Applications Across Domains

Autoregressive models have broad applicability across diverse tasks in computer vision:

  • Image Generation: Encompassing pixel-wise, token-wise, and scale-wise methodologies, these models excel in generating coherent, diverse images by sequentially predicting image components.
  • Video Generation: Building on spatial models, autoregressive techniques extend to temporal sequences, facilitating unconditional and conditional video content generation. Models like MoCoGAN and VideoGPT capture temporal dynamics more effectively.
  • 3D and Multimodal Generation: Beyond 2D, these models address 3D scene generation, motion prediction, and cross-modal tasks, including image-text alignment and multimodal inputs.
  • Emerging Domains: Particular attention is given to applications in embodied AI and medical imaging, where autoregressive models show promise in enhancing navigational and analytical capabilities.
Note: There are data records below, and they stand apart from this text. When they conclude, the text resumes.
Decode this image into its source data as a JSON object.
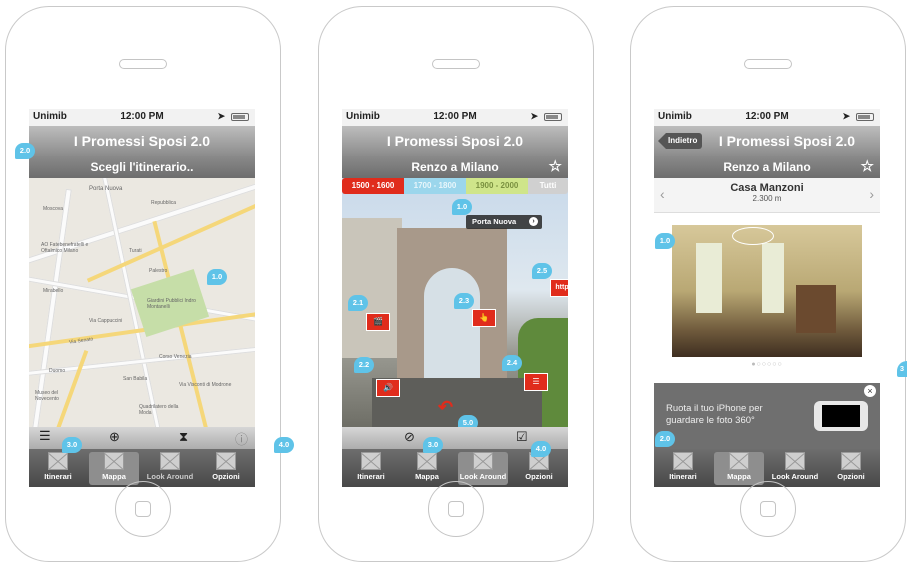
{
  "status": {
    "carrier": "Unimib",
    "time": "12:00 PM"
  },
  "app_title": "I Promessi Sposi 2.0",
  "colors": {
    "badge": "#5fc3e8",
    "period_active": "#e02c1c",
    "period_2": "#9bd6ec",
    "period_3": "#cfe58a",
    "hotspot": "#e02c1c"
  },
  "screen1": {
    "subtitle": "Scegli l'itinerario..",
    "map_labels": [
      "Porta Nuova",
      "Repubblica",
      "Moscova",
      "AO Fatebenefratelli e Oftalmico Milano",
      "Turati",
      "Palestro",
      "Giardini Pubblici Indro Montanelli",
      "Mirabello",
      "Via Senato",
      "Via Cappuccini",
      "Duomo",
      "Corso Venezia",
      "San Babila",
      "Museo del Novecento",
      "Via Visconti di Modrone",
      "Quadrilatero della Moda"
    ],
    "badges": [
      "2.0",
      "1.0",
      "3.0",
      "4.0"
    ],
    "toolbar_icons": [
      "list-icon",
      "locate-icon",
      "hourglass-icon",
      "info-icon"
    ]
  },
  "screen2": {
    "subtitle": "Renzo a Milano",
    "periods": [
      "1500 - 1600",
      "1700 - 1800",
      "1900 - 2000",
      "Tutti"
    ],
    "poi_label": "Porta Nuova",
    "hotspots": [
      {
        "badge": "2.1",
        "icon": "film-icon",
        "glyph": "🎬"
      },
      {
        "badge": "2.3",
        "icon": "hand-icon",
        "glyph": "👆"
      },
      {
        "badge": "2.5",
        "icon": "link-icon",
        "glyph": "http"
      },
      {
        "badge": "2.2",
        "icon": "speaker-icon",
        "glyph": "🔊"
      },
      {
        "badge": "2.4",
        "icon": "document-icon",
        "glyph": "☰"
      }
    ],
    "badges": [
      "1.0",
      "5.0",
      "3.0",
      "4.0"
    ],
    "toolbar_icons": [
      "compass-icon",
      "checkbox-icon"
    ]
  },
  "screen3": {
    "back_label": "Indietro",
    "subtitle": "Renzo a Milano",
    "place_title": "Casa Manzoni",
    "place_distance": "2.300 m",
    "page_dots": "●○○○○○",
    "rotate_text": "Ruota il tuo iPhone per guardare le foto 360°",
    "badges": [
      "1.0",
      "2.0",
      "3"
    ]
  },
  "tabs": [
    "Itinerari",
    "Mappa",
    "Look Around",
    "Opzioni"
  ]
}
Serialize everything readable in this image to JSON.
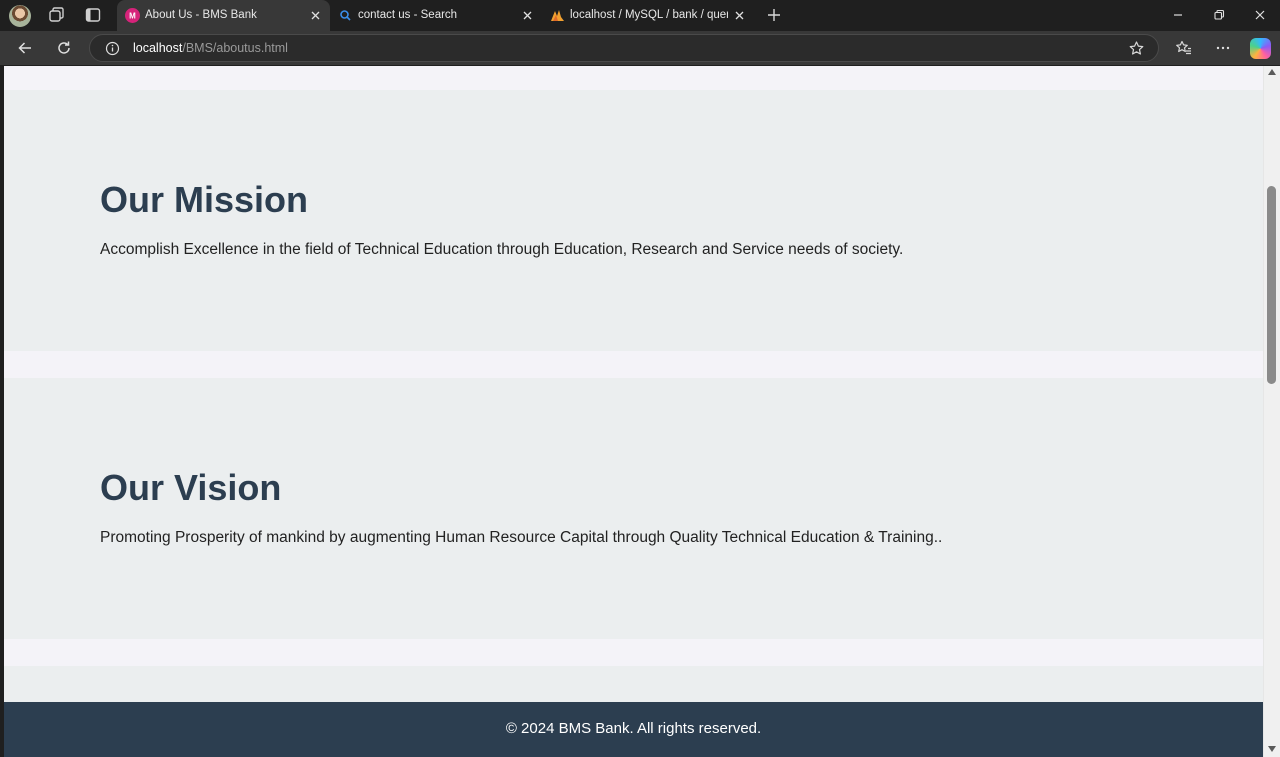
{
  "browser": {
    "tabs": [
      {
        "title": "About Us - BMS Bank",
        "active": true,
        "favicon": "bms-favicon-icon"
      },
      {
        "title": "contact us - Search",
        "active": false,
        "favicon": "search-icon"
      },
      {
        "title": "localhost / MySQL / bank / queries",
        "active": false,
        "favicon": "phpmyadmin-icon"
      }
    ],
    "address": {
      "host": "localhost",
      "path": "/BMS/aboutus.html"
    }
  },
  "page": {
    "mission": {
      "heading": "Our Mission",
      "text": "Accomplish Excellence in the field of Technical Education through Education, Research and Service needs of society."
    },
    "vision": {
      "heading": "Our Vision",
      "text": "Promoting Prosperity of mankind by augmenting Human Resource Capital through Quality Technical Education & Training.."
    },
    "footer": {
      "text": "© 2024 BMS Bank. All rights reserved."
    }
  },
  "colors": {
    "heading": "#2c3e50",
    "section_bg": "#ebeeef",
    "page_bg": "#f4f3f8",
    "footer_bg": "#2c3e50"
  }
}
Challenges and Future Directions

This survey identifies several future avenues for advancing autoregressive models:

  • Tokenization and Representation: Designing powerful tokenizers that efficiently compress visual data is crucial. Future research may extend beyond traditional vector quantization techniques to explore more sophisticated methods that enhance model performance and scalability.
  • Discrete vs. Continuous Representation: While autoregressive models traditionally employ discrete tokens, exploring continuous models may offer improvements in adaptability and integration with multimodal systems.
  • Model Architectures: Exploring architectures imbued with inductive biases that cater to the spatial complexities of vision tasks could complement the vanilla LLM frameworks currently in use.
  • Downstream Applications: Scalability in downstream tasks remains limited. Developing versatile autoregressive frameworks analogous to diffusion models may catalyze broader adaptability and application.

Conclusion

This exhaustive examination underscores the transformative potential of autoregressive vision models, bridging NLP success to visual domains. It highlights their methodological diversity and extensive applications while pointing towards challenges and future research directions essential for unlocking their full capability. As this field continues to evolve, contributions such as this are invaluable in guiding the trajectory of research and application in vision-based autoregressive modeling.